I've driven on some roads like that in Texas. Straight road as far as the eye can see and nothing but fields.


----------



## grs1961 (Oct 23, 2012)

There were a couple of videos of diesel Cruzen having a bit of a fang, one on an Autobahn in Austria in daylight, and another in Malaysia at night, but my google-fu is weak and I can no longer find them. They were both automatics, and from memory the speedometer needle got well close to 250km/h.


----------



## Aussie (Sep 16, 2012)

Unless the speedo was past 220 it must have been close to 220. This is the speedo in my 161hp auto diesel CDX Cruze.
View attachment 40025


----------



## Luigi (Jun 16, 2013)

Aussie said:


> Unless the speedo was past 220 it must have been close to 220. This is the speedo in my 161hp auto diesel CDX Cruze.
> View attachment 40025


I'm sure the digital one would go higher

Sent from AutoGuide.com Free App


----------



## zeoalex (Aug 24, 2013)

The fastest my cruze has seen is 90, which is the max I would ever go outside of a closed course. I'll hit it from time to time driving home from work (70mph speed limit, pacing traffic and I'm still being pushed from behind to go faster). I try to stay closer to 80ish in a 70. I do really want to get out onto a track at some point though


----------



## Sunline Fan (Jul 29, 2012)

zeoalex said:


> The fastest my cruze has seen is 90, which is the max I would ever go outside of a closed course. I'll hit it from time to time driving home from work (70mph speed limit, pacing traffic and I'm still being pushed from behind to go faster). I try to stay closer to 80ish in a 70. I do really want to get out onto a track at some point though


Last year the day after thanksgiving on my way home from work, I was with a bunch of idiots who had mistaken the highway identification sign for the speed limit. Haven't been up there since, nor do I want to on the open road.

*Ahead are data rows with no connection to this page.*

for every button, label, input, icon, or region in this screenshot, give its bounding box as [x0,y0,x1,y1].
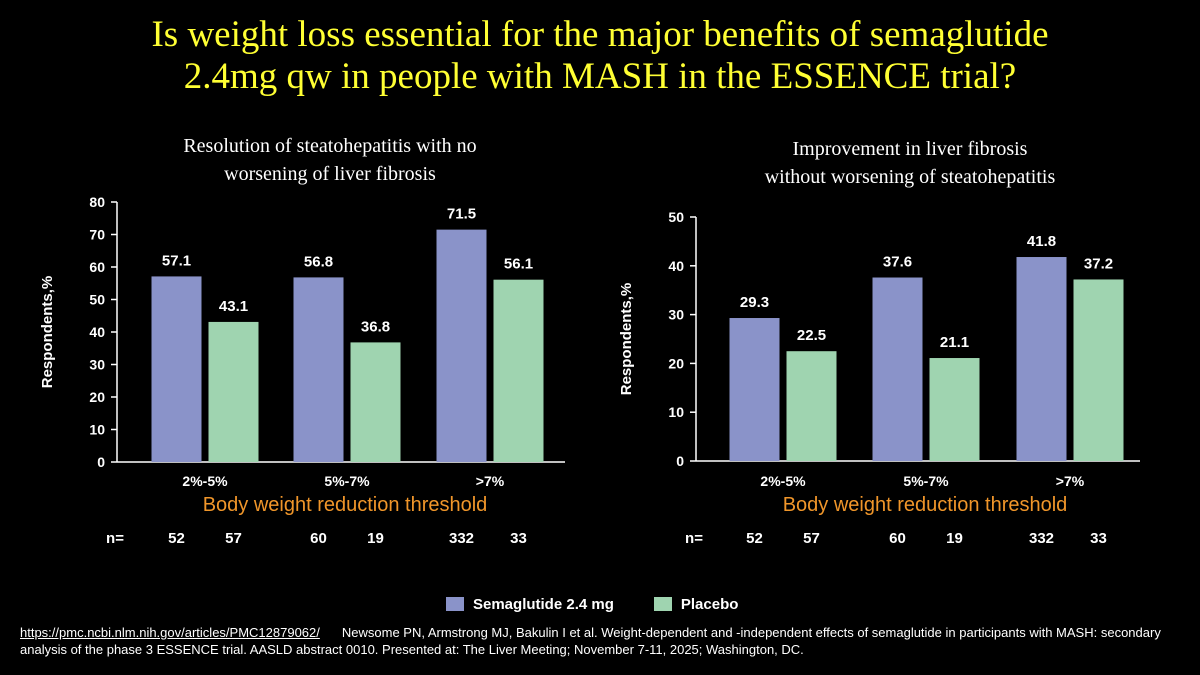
chart1-title-line1: Resolution of steatohepatitis with no [183,135,476,157]
chart2-bar-placebo [929,358,980,461]
chart1-n-value: 60 [310,530,327,547]
chart1-n-value: 332 [449,530,474,547]
chart1-y-tick-label: 0 [97,454,105,470]
legend-swatch-semaglutide [446,597,464,611]
slide-title-line2: 2.4mg qw in people with MASH in the ESSE… [183,56,1017,97]
chart2-x-tick-label: >7% [1056,473,1085,489]
chart2-n-value: 57 [803,530,820,547]
chart1-bar-semaglutide [293,277,344,462]
chart1-y-tick-label: 60 [89,259,105,275]
chart2-n-value: 60 [889,530,906,547]
chart2-bar-placebo [786,351,837,461]
chart1-n-value: 19 [367,530,384,547]
chart1-y-tick-label: 10 [89,422,105,438]
chart2-y-axis-label: Respondents,% [618,283,635,396]
chart1-n-label: n= [106,530,124,547]
chart2-data-label: 29.3 [740,294,769,311]
chart2-y-tick-label: 20 [668,355,684,371]
legend: Semaglutide 2.4 mg Placebo [446,594,778,614]
chart1-data-label: 36.8 [361,318,390,335]
chart2-title-line1: Improvement in liver fibrosis [793,138,1028,160]
chart1-data-label: 71.5 [447,206,476,223]
chart1-y-tick-label: 80 [89,194,105,210]
chart1-y-tick-label: 50 [89,292,105,308]
chart1-y-tick-label: 40 [89,324,105,340]
chart1-n-value: 52 [168,530,185,547]
chart1-bar-placebo [208,321,259,462]
chart2-x-tick-label: 5%-7% [903,473,949,489]
chart2-data-label: 37.6 [883,254,912,271]
chart2-title-line2: without worsening of steatohepatitis [765,166,1056,188]
chart1-bar-placebo [493,279,544,462]
chart1-data-label: 56.1 [504,256,533,273]
legend-item-placebo: Placebo [653,595,739,613]
chart1-x-axis-label: Body weight reduction threshold [203,494,488,516]
chart2-data-label: 41.8 [1027,233,1056,250]
chart1-y-tick-label: 70 [89,227,105,243]
chart2-n-value: 19 [946,530,963,547]
chart2-data-label: 21.1 [940,334,969,351]
chart2-n-label: n= [685,530,703,547]
chart2-y-tick-label: 0 [676,453,684,469]
chart2-bar-placebo [1073,279,1124,461]
chart2-bar-semaglutide [729,318,780,461]
chart2-y-tick-label: 30 [668,307,684,323]
slide-title-line1: Is weight loss essential for the major b… [151,14,1049,55]
chart2-n-value: 33 [1090,530,1107,547]
citation-text: Newsome PN, Armstrong MJ, Bakulin I et a… [20,625,1161,657]
chart2-data-label: 37.2 [1084,255,1113,272]
chart1-y-tick-label: 20 [89,389,105,405]
chart1-data-label: 56.8 [304,253,333,270]
chart2-n-value: 332 [1029,530,1054,547]
chart1-n-value: 57 [225,530,242,547]
chart1-x-tick-label: 5%-7% [324,473,370,489]
legend-item-semaglutide: Semaglutide 2.4 mg [446,596,614,613]
chart1-bar-semaglutide [436,229,487,462]
legend-label-placebo: Placebo [680,595,739,613]
chart2-data-label: 22.5 [797,327,826,344]
chart2-x-tick-label: 2%-5% [760,473,806,489]
chart1-data-label: 43.1 [219,298,248,315]
chart1-n-value: 33 [510,530,527,547]
chart1-y-axis-label: Respondents,% [39,276,56,389]
chart1-y-tick-label: 30 [89,357,105,373]
slide-title: Is weight loss essential for the major b… [0,14,1200,98]
chart2-y-tick-label: 10 [668,404,684,420]
chart2-y-tick-label: 40 [668,258,684,274]
chart1-x-tick-label: >7% [476,473,505,489]
chart1-x-tick-label: 2%-5% [182,473,228,489]
chart1-title-line2: worsening of liver fibrosis [224,163,436,185]
source-citation: https://pmc.ncbi.nlm.nih.gov/articles/PM… [20,624,1190,658]
chart2-bar-semaglutide [1016,257,1067,461]
source-link[interactable]: https://pmc.ncbi.nlm.nih.gov/articles/PM… [20,625,320,640]
chart1-bar-placebo [350,342,401,462]
chart2-bar-semaglutide [872,277,923,461]
chart1-data-label: 57.1 [162,252,191,269]
chart2-y-tick-label: 50 [668,209,684,225]
legend-swatch-placebo [653,597,672,611]
chart2-n-value: 52 [746,530,763,547]
legend-label-semaglutide: Semaglutide 2.4 mg [473,595,614,613]
chart2-x-axis-label: Body weight reduction threshold [783,494,1068,516]
chart1-bar-semaglutide [151,276,202,462]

(Hint- we were on this highway on Saturday)


----------



## jblackburn (Apr 14, 2012)

Sunline Fan said:


> Last year the day after thanksgiving on my way home from work, I was with a bunch of idiots who had mistaken the highway identification sign for the speed limit. Haven't been up there since, nor do I want to on the open road.
> 
> (Hint- we were on this highway on Saturday)


95 on I95 (and just keeping up with traffic between Richmond and Quantico).

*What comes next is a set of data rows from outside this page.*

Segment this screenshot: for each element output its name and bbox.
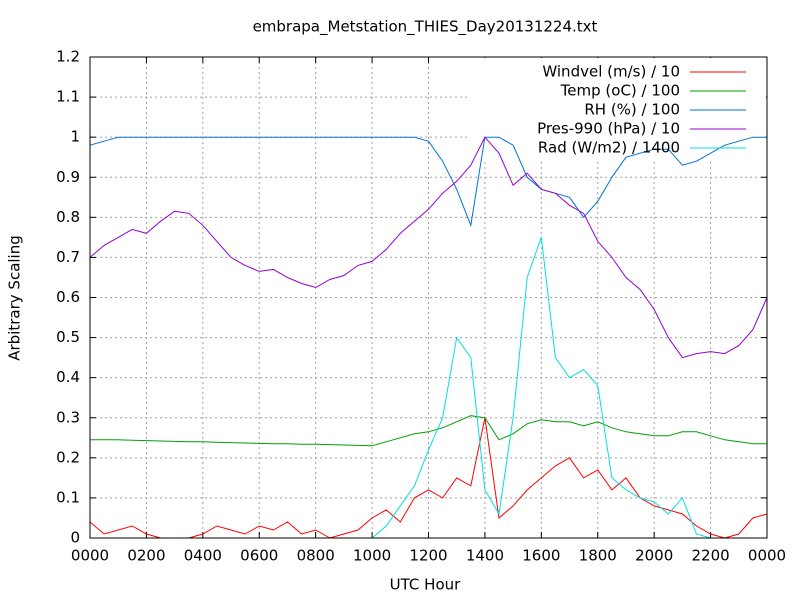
x-tick-label: 1800 [579,547,617,565]
y-tick-label: 1.2 [56,48,80,66]
y-tick-label: 0.8 [56,208,80,226]
legend-background [470,58,766,159]
y-tick-label: 0.5 [56,328,80,346]
legend-label: Temp (oC) / 100 [560,82,680,100]
y-tick-label: 0.9 [56,168,80,186]
y-tick-label: 1.1 [56,88,80,106]
data-line [89,417,768,539]
x-tick-label: 1000 [353,547,391,565]
y-tick-label: 0.6 [56,288,80,306]
legend-label: RH (%) / 100 [584,101,680,119]
plot-border [89,56,768,539]
y-axis-label: Arbitrary Scaling [6,235,24,361]
x-tick-label: 2200 [691,547,729,565]
chart-title: embrapa_Metstation_THIES_Day20131224.txt [253,18,598,37]
y-tick-label: 0.3 [56,408,80,426]
y-tick-label: 0.7 [56,248,80,266]
y-tick-label: 0 [70,529,80,547]
x-tick-label: 1600 [522,547,560,565]
y-tick-label: 0.1 [56,488,80,506]
x-tick-label: 1200 [409,547,447,565]
y-tick-label: 0.4 [56,368,80,386]
legend-label: Windvel (m/s) / 10 [542,63,680,81]
data-line [89,136,767,228]
x-tick-label: 0600 [240,547,278,565]
x-tick-label: 0000 [71,547,109,565]
x-tick-label: 0800 [297,547,335,565]
x-tick-label: 0200 [127,547,165,565]
legend-label: Pres-990 (hPa) / 10 [537,120,680,138]
data-line [90,415,767,447]
data-line [89,136,768,359]
y-tick-label: 1 [70,128,80,146]
x-tick-label: 0400 [184,547,222,565]
x-tick-label: 0000 [748,547,786,565]
x-tick-label: 2000 [635,547,673,565]
legend-label: Rad (W/m2) / 1400 [538,139,680,157]
y-tick-label: 0.2 [56,448,80,466]
x-tick-label: 1400 [466,547,504,565]
x-axis-label: UTC Hour [390,576,461,594]
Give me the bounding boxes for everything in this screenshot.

Nope, didn't take the picture.


----------



## diesel (Jun 8, 2013)

Camry?


----------



## Nathan of Aus. (May 16, 2013)

Best I've managed is 240km/h (150mph) in my 03 WRX a couple of times. The car is still pulling but it hits redline at 5th at this speed. Really could do with a 6th gear!
And yes this was conducted on a closed airstrip >_>

Doing a roadtrip this Summer into the outback and will see what the 1.6T Cruze can do.
The Opel Astra with the exact same engine and transmission officially manages 220km/h (137mph) according to Opel. The Holden Cruze 1.6T does weigh a bit more though hence my earlier prediction of around 215km/h (134mph).


----------



## Aussie (Sep 16, 2012)

Hey Nathan, I read a road test on the 1.6T auto hatch SRI and the tester praised the performance but claimed it used 14 litres per 100K, is this realistic or was he just driving like a dipstick?


----------



## Merc6 (Jun 8, 2013)

jblackburn said:


> 95 on I95 (and just keeping up with traffic between Richmond and Quantico).
> 
> Nope, didn't take the picture.


LOL of all the places to do that too? We were suppose to have a MSCW car meet in Richmond and I was almost an hour behind in D.C. by Blue Plains and the NRL. These guys got pulled over soo many times down there I caught up to them before they made it there.


----------



## Nathan of Aus. (May 16, 2013)

Aussie said:


> Hey Nathan, I read a road test on the 1.6T auto hatch SRI and the tester praised the performance but claimed it used 14 litres per 100K, is this realistic or was he just driving like a dipstick?


Hey Aussie,
Yea a couple of people brought this up in the 1.6T engine thread; it's a load of BS. I cracked 4,000km today and I'm sitting on 8.5L per 100km (all city driving avoiding peak-hour). I don't see how someone could average above 10L per 100km long-term unless they cruise at 3,000rpm or something ridiculous like that. The quoted figure of 7.4/7.9 should easily be achievable for country folk.


----------